With regard to the markets relevant to the machine vision sector, especially the automotive and manufacturing industries, emergent new technologies could render the machine vision sector and thus the market for machine vision products obsolete or superfluous.

Stemmer goes on to say that diversifying across sectors is one way to mitigate this risk.

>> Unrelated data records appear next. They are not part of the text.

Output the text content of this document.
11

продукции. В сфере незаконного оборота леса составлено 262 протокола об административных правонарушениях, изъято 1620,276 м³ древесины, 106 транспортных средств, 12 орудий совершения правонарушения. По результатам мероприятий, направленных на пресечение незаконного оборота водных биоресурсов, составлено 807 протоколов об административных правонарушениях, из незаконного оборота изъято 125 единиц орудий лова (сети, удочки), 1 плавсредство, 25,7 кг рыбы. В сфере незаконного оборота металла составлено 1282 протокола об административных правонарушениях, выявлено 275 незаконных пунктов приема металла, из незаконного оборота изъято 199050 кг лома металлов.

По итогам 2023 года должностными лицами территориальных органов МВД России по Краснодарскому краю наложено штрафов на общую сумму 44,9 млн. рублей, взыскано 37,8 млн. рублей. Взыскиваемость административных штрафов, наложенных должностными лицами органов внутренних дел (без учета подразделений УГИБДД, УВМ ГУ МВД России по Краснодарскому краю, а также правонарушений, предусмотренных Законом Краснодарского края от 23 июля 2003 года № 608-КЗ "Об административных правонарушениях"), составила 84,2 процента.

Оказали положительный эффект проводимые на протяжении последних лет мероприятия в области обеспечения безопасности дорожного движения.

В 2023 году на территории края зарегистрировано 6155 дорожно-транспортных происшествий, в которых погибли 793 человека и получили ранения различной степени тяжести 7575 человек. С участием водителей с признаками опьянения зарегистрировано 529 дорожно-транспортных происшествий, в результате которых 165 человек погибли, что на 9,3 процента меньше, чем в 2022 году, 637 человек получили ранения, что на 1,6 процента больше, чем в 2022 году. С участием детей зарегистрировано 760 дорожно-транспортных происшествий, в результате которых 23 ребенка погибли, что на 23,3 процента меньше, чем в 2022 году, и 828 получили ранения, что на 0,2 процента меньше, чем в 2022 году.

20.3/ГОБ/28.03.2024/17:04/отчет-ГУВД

While it’s great to see diversification through acquisition, the growth slowdown problem may be broader than just the German market. Stemmer’s latest annual report also cites “the cooling of the international markets in recent months, particularly in the electronics and automotive industries.” There’s also some internal turmoil at Stemmer that could be cause for concern.

Leadership Changes

After taking Stemmer Imaging public in February 2018, the CEO and Chairman of the Board, Christof Zollitsch, asked to terminate his contract prematurely in early 2019. Then, at the end of November 2019, the CFO resigned “to pursue a new professional opportunity.” Speculating as to why the company’s main man decided to jump ship seems pointless because we’ll probably never know. Nothing in the company’s announcement of these departures hinted at any animosities around the departures, and Christof Zollitsch’s LinkedIn profile still shows him as a Managing Director at Stemmer. This coincides with the company’s statement that he will “remain available to Stemmer Imaging in an advisory capacity.” As for the CFO departing, it’s likely that the new CEO and ex-CFO didn’t see eye to eye on the future direction of the company and decided to part ways. It’s important that everyone is rowing in the same direction since all the companies they’re acquiring need to feel like their new family isn’t entirely dysfunctional.


Last year we entered the longest bull market in history. Even though investors can’t seem to get enough of artificial intelligence, the music will eventually stop, and the decline of computer vision growth in Germany is a good example of this. For tech investors, a coming recession is particularly concerning given the volatility inherent to tech stocks. When the markets finally tank, it will represent a buying opportunity for investors with dry powder.

If Stemmer can decrease their exposure to any single country or region and gain traction in markets like the United States and Asia, that exposure can help diversify away some of this geographic risk. Multinational companies are more resilient in times of stress and can offset currency risk by having revenue streams that reflect different currencies. In the same way, investors who buy shares of Stemmer Imaging on the German stock exchange will also enjoy some currency exposure as they’ll need to buy shares in euros. If the problems the company is facing are temporary as we’re led to believe, then now may be the time to start accumulating a position using dollar cost averaging.